Her triumph was premature. All that had really been decided in law was that Yelverton owed Thelwall £259:17:3. So it was the turn of the Scottish courts to rule on the marriage. Here Longworth was supported by Lord Advocate Moncreiff and Solicitor-General Maitland, who argued successfully on her behalf that under Scots law obtaining at the time (and which continued so to do until 1939) she was indeed married, on two grounds of what was described as an ‘irregular marriage’, but no less valid for that. First was the marriage by ‘consent de praesenti’, which simply meant that the two had agreed to be married by mutual consent, and secondly a marriage 'subsequente copula', which meant that a promise to marry had been made, then followed by sexual intercourse. It is satisfying to note that Longworth’s first action on the conclusion of the case was to proceed ‘direct to the residence of the Lord Advocate, who had so ably and effectively fought her case, and while tendering her cordial thanks, presented his Lordship a very handsome bouquet.’

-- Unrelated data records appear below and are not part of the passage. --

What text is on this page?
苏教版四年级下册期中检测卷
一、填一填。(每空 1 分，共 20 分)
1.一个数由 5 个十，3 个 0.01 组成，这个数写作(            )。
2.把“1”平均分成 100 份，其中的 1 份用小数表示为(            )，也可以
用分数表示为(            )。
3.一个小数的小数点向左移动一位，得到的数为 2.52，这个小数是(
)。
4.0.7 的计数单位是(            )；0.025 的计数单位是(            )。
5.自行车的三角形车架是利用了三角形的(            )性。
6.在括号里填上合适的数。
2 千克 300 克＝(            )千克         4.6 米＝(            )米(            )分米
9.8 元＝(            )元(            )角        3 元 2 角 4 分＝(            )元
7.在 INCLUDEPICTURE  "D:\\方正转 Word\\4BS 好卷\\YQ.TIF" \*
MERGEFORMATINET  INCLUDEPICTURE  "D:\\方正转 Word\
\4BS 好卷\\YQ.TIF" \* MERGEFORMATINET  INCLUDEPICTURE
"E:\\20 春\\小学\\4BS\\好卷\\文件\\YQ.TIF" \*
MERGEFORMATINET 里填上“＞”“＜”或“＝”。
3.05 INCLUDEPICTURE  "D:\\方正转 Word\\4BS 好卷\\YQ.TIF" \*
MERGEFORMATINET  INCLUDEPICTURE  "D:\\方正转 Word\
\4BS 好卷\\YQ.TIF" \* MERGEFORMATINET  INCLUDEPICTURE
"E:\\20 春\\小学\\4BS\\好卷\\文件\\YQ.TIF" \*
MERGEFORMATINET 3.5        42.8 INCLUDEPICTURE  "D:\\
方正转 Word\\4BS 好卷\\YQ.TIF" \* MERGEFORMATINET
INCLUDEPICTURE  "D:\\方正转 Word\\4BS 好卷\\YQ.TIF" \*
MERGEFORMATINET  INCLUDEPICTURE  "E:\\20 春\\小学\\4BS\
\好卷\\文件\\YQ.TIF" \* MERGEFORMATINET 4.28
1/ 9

It couldn’t last.  Yelverton now took an appeal to the House of Lords.  Despite once again having the professional support of Lord Advocate Moncreiff, Theresa lost the case.  In the next few years she tried by other legal means to achieve her objective, but without success. In 1865, again with Moncreiff as her champion, she sued the Saturday Review for libel, to the tune of £3,000, for an article which had portrayed her as little better than a common prostitute.  She lost again.  But it was by no means the end of her story. In later years she travelled widely, and wrote two books describing her experiences.  Having been rejected by Yelverton, and had her claim to be his wife dismissed by the highest court in the land, she simply ignored the lot of them, and called herself Mrs. Yelverton, or, after the gallant major succeeded to his father’s title, Viscountess Avonmore.
 
Theresa Longworth, Yosemite 1870, Carte de Visite


Read more about this case and other notable cases of the nineteenth century in David Swinfen’s biography of Theresa Longworth’s counsel, James Wellwood Moncrieff:

 
Ann Swinfen
www.annswinfen.com

3 comments:

Susan L Meyer said...

Fascinating! I admire her fighting spirit!

Ann Swinfen said...

Yelverton was a RAT!!!! The other woman was already pregnant when he married her. Also, the letter from his elder brother, trying to buy Theresa off, has me suspecting that this had happened before, but the other woman/women had accepted the money and kept quiet.

DLM said...

One of the key aspects of this story is the extremity of value a woman's virtue had for her and for the community in which she lived. To lose that in this period was not merely social death, but could lead to the actuality as well. Living as a pariah was no light burden, and a woman might have no means to care for herself, losing any family or support in the bargain.

Theresa Longworth (so well named) wasn't just a feisty heroine with a gripping story, she was fighting very literally for her life. This must have been harrowing beyond description, and the doc umented details of the sexual side of this situation are especially poignant, because for this to be told (and told and told for generations) must have been humiliating in the extreme.